An investigation into the validity of subatmospheric pressure recordings from synovial fluid and their dependence on joint angle.

Abstract

1. Synovial fluid hydrostatic pressures were measured in normal knee (stifle) joints of anaesthetized rabbits using perforated cannulae. Pressures were subatmospheric in seventy out of seventy-two joints, with a mean value of -4.6 cm H2O (range 0 to -12 cm H2O) at joint angles of 120--150 degrees. 2. Similar values were obtained by a wick-in-needle technique (mean -4.0 cm H2O), which along with several other tests indicated that the subatmospheric values were not artifactual. 3. A slow rise in pressure of 1--2 cm H2O per hour in the motionless joint was attributed to a net filtration of fluid into the joint space. 4. Pressure increased as a curvilinear function of joint angle when the joint was flexed passively, the slope of the relationship depending on synovial fluid volume. Pressure also increased on active flexion of the joint, or on passively increasing the tension of soft peri-articular tissues. 5. Positive (above atmospheric) pressures in acutely flexed joints declined with time.

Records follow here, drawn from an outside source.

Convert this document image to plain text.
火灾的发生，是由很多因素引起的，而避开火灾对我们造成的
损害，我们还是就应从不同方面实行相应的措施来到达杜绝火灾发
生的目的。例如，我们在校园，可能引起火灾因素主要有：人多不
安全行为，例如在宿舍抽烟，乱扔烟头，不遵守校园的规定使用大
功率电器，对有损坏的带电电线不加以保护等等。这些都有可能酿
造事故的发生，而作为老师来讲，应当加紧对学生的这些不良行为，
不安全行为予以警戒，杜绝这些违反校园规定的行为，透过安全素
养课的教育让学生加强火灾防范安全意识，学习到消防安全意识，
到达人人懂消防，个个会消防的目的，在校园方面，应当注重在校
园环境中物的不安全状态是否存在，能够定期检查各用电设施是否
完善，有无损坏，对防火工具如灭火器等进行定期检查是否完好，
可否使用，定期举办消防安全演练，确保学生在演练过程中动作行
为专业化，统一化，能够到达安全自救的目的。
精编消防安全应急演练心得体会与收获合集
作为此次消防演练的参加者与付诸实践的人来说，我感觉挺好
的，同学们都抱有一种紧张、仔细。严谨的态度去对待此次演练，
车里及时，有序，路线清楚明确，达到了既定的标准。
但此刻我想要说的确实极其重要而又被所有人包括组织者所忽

Pressures declined less rapidly when synovial fluid was replaced by nonabsorbable paraffin oil. It was concluded that joint fluid can be absorbed by the synovium during acute flexion. 6. Processes which might generate subatmospheric pressures are discussed. The hypothesis is advanced that the flexion-dependent 'trans-synovial pump', possibly in series with a lymphatic pump, may account for the maintenance of a small synovial fluid volume and subatmospheric pressure in the face of a net filtration of fluid from synovial capillaries into the joint space.